POTPOURRIVeritas

Dari Mana Asal Idiom Sunda “Ngeunah Eon Teu Ngeunah Ehe”?

Kuring ngawula ka kurung/Kurunganana sim kuring

Kuring darma dipiwarang/ Dipiwarangna ku kuring

JERNIH—Barangkali, meski tentunya akan semakin langka, orang Sunda pernah menemukan petikan idiom “ngeunah Eon, teu ngeunah Ehe” dalam perbincangan di antara sesama ‘urang Sunda’. Artinya jelas, menyindir semacam,”Enak di Elo, nggak enak di gua”, dalam bahasa Betawi. Tetapi, tampaknya tidak semua orang Sunda tahu, dari mana idiom itu datang secara ‘etimologis’.

Berdasarkan catatan yang terdapat dalam buku “Haji Hasan Mustapa Jeung Karya-karyana” yang ditulis alm Ajip Rosidi dan terbit pada 1989, Eon adalah nama seorang seniman Ogel atau sebangsa lawakan Reog yang sangat tersohor di Tatar Sunda pada masa 1920-an.
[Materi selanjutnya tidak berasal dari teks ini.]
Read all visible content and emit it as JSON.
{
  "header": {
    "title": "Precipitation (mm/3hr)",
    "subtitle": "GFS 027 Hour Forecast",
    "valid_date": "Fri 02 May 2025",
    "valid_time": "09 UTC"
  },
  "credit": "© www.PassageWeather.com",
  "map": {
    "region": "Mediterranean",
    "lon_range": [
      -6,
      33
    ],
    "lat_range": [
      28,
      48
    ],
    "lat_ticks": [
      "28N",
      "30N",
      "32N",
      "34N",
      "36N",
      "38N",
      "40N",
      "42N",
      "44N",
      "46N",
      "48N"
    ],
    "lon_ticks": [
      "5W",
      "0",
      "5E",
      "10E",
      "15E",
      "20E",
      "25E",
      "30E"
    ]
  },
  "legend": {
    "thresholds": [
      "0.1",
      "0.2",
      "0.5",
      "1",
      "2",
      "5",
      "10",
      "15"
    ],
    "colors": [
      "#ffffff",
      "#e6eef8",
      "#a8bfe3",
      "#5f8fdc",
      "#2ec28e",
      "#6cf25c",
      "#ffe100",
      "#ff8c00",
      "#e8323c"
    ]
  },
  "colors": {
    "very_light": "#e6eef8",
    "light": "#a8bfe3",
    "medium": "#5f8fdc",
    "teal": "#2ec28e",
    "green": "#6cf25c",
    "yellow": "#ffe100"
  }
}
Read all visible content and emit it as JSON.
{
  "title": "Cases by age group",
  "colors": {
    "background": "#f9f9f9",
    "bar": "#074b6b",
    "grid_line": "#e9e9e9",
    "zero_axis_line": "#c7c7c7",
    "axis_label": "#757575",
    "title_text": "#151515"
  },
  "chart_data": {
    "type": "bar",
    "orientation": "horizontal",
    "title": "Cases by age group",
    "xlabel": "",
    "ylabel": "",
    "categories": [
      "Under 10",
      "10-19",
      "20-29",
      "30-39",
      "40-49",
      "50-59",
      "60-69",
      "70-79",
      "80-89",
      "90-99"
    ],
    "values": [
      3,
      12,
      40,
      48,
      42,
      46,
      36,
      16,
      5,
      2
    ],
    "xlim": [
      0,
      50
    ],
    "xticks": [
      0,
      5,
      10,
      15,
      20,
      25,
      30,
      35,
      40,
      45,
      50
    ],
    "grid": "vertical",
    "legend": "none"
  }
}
Mitra melawaknya dalam kesenian Ogel itu  adalah Mang Ehe.   

Laiknya pelawak, tentu saja ada adegan di mana pelawak yang satu senantiasa mendaat untung, sementara mitranya disudutkan untuk senantiasa ‘buntung’. Dari situlah konon muncul idiom “Ngeunah Eon, teu ngeunah Ehe” tersebut.

Dari penuturan Ajip juga terkuak bahwa lingkaran pergaulan Mang Eon tergolong luas. Dikatakan, Mang Eon termasuk seniman yang sering diminta Haji Hasan Mustapa, penghulu Bandung saat itu. Tentang ‘penghulu’ sendiri, tentu saja tak bisa dengan gampang dipadankan dengan ‘penghulu’ zaman sekarang yang tugasnya hanya sebagai ‘naib’ alias menikahkan.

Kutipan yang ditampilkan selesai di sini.